As far as I can tell from later stories (e.g. 1, 2), what Amazon actually did was build a tool to show recruiters 'quality' predictions for all resumes, for instance as they scrolled LinkedIn. But they trained it on resumes submitted to Amazon for various positions, possibly also adding weight to resumes which produced hires.

In which case the problem is painfully obvious; the system effectively had no negative training data, and its positive examples (submitted resumes) didn't actually match the desired output (qualified resumes). It was computing degree of similarity between a gender-neutral-ish pool (resumes posted online) and a gender-skewed pool (resumes submitted to Amazon), and tried to make that conversion with whatever data was available - like devaluing resumes that mentioned women's colleges. (This wasn't just a proxy-variable thing, the model essentially learned to weight on gender.) Amazon's team apparently caught this issue and did the usual things like blinding on those words. But they were scared of uncaught factors; reading between the lines, they were unable to "detrain" biases like neural nets do because their dataset and task didn't match.

Ultimately, the tool was apparently scrapped because it made selections "almost at random". Which, again, isn't exactly surprising in light of the absolutely bonkers choice of training examples.

[1] https://www.aclu.org/blog/womens-rights/womens-rights-workpl...

[2] https://www.ml.cmu.edu/news/news-archive/2018/october/amazon...

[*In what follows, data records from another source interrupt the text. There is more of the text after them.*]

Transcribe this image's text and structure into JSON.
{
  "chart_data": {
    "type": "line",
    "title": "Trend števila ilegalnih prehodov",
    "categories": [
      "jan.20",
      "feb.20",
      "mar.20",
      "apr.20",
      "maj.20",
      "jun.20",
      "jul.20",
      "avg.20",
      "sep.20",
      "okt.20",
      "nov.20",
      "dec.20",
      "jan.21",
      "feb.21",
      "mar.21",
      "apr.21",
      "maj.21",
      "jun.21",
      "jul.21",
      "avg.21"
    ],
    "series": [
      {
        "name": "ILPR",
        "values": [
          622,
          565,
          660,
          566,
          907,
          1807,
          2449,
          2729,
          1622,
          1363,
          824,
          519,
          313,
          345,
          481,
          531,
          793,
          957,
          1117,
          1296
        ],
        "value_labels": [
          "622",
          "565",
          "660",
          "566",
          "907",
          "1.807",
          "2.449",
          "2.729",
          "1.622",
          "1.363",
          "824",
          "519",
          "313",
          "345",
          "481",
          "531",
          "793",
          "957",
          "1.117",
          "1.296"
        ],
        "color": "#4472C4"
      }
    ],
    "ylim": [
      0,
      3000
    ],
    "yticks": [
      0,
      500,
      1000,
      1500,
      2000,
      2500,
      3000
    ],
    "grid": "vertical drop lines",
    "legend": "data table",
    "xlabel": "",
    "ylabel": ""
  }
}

That wouldn't matter if the KPI (worker performance) being predicted, which is inherently biased as well, was distributed differently among the balanced pool of applicants.
Just remove the gender/sex as variables for the AI and maybe name too. Preprocess the resumes to remove them. Now you remove the majority of gender bias for the AI.
AI is really good at infering information. If gender is a real signal, it would be very difficult to filter the input such that it is not making a determination by what could be reffered to inferred gender.